La crise a propulsé de nombreux quinquagénaires au chômage. C’est souvent pour eux une longue traversée qui commence. Traversée parsemée d’entretiens ubuesques, quand on vous dit que vous avez trop d’expérience ! Comment peut-on avoir « trop d’expérience » ? Ce à quoi, on peut toujours rétorquer : « Je peux toujours m’en enlever un peu. » Cette génération est entrée facilement dans le monde du travail, et la voilà confrontée pour la première fois à la nécessité de chercher une nouvelle place dans la société. Et pour cela, il faut savoir se présenter, s’exposer, se vendre. 

Ce n’est pas le cas de Patrick. À 52 ans, il n’a jamais rédigé un CV de sa vie. Il avait trouvé un travail aussitôt ses études finies. Il rédige le détail de sa carrière, mais en plus de ses expériences, on lui recommande de préciser ses hobbies. Doit-il mettre qu’il fait du parachute ascensionnel ? Il hésite avant de renoncer. Ça fait trop casse-cou. C’est pas rassurant pour un employeur. Il ne va pas mettre golf quand même ? Ça fait petit-bourgeois qui va poser des RTT tous les vendredis après-midi. Bon, il n’a jamais joué au tennis de sa vie, mais c’est bien le tennis. C’est sympathique et classique. Mais si jamais son nouveau patron lui propose une partie ? On découvrira alors qu’il a menti. Peut-on se faire licencier pour avoir fait preuve de mythomanie à propos de ses activités sportives ? Pour tout dire, il se sent fragile. 

L’humiliation qu’il a éprouvée en étant viré de sa boîte précédente a fait de lui un homme apeuré par ses propres goûts. Et plus encore : il a tellement perdu confiance en lui qu’il ne sait même plus ce qu’il aime ou pas. Après le sport, le voilà qui mouline pendant des heures sur ses préférences sonores. La musique classique, ça fait vieux. Le rock, bien trop sauvage. Alors le jazz ? Oui, pas mal… Ah non, non, le jazz ça fait syndicaliste. Il finit par ne rien mettre. Aucun hobby. Non, ce n’est pas possible. Cuisiner ? C’est pas mal ça. Ça fait homme moderne, méticuleux, adepte des belles choses. Mais il a peur que ça ne fasse pas très viril. Les patrons, les décideurs, les recruteurs sont des hommes d’un certain âge qui n’ont jamais dû se faire cuire un œuf sur le plat. Il doit être original, tout en créant les conditions d’une entente, avec si possible des points communs. Équation impossible. 

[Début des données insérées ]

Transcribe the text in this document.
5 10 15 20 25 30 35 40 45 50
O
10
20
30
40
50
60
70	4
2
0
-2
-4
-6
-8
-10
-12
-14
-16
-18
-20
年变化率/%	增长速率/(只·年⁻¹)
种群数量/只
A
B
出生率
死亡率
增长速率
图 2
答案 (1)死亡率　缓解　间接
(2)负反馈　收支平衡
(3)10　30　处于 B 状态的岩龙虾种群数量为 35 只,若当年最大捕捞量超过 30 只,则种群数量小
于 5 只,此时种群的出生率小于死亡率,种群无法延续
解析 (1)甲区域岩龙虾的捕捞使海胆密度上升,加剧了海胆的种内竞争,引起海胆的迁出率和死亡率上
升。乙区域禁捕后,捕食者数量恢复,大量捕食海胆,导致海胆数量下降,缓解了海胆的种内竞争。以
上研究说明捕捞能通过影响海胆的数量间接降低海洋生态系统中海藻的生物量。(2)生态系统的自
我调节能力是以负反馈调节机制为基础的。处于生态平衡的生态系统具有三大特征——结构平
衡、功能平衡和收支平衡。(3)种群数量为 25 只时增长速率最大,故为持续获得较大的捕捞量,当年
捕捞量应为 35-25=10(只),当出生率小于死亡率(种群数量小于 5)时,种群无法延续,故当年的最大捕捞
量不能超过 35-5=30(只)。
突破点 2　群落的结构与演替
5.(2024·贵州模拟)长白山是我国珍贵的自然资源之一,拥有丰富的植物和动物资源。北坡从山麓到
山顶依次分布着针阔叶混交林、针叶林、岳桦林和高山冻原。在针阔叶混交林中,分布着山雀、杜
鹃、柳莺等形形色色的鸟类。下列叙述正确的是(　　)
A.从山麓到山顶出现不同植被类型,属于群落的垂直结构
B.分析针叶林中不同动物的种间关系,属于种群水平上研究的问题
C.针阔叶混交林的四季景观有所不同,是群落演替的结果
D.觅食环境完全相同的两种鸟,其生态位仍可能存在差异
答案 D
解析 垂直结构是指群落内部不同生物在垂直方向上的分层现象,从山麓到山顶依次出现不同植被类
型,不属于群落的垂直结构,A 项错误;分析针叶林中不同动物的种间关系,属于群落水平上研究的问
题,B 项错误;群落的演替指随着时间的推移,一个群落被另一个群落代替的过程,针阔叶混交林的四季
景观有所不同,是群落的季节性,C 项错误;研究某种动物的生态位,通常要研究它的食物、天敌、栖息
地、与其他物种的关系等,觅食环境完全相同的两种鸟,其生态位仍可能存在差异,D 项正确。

Avant même le premier entretien, Patrick est déjà épuisé par toutes les contraintes du CV. Cette nécessité de se résumer tout en se mettant en valeur. Et puis, franchement, il n’a rien de très spécial. C’est certain, il y aura toujours des CV mieux rédigés, plus complets, plus excitants. Il y aura toujours des candidats parlant le japonais, le russe et l’allemand. Et pourquoi pas le serbo-croate ? Il y aura toujours des candidats spécialisés en cinéma suédois sans sous-titres ou en sculpture ottomane. Patrick, arrête d’être défaitiste, se dit-il. Mais comment être fort quand on vient de vous rejeter ? Au fond, on devrait chercher un emploi quand on est en CDI. Enchaîner les entretiens sans être stressé, déconnecté de l’importance de l’enjeu. Et faire son CV quand personne ne vous le demande.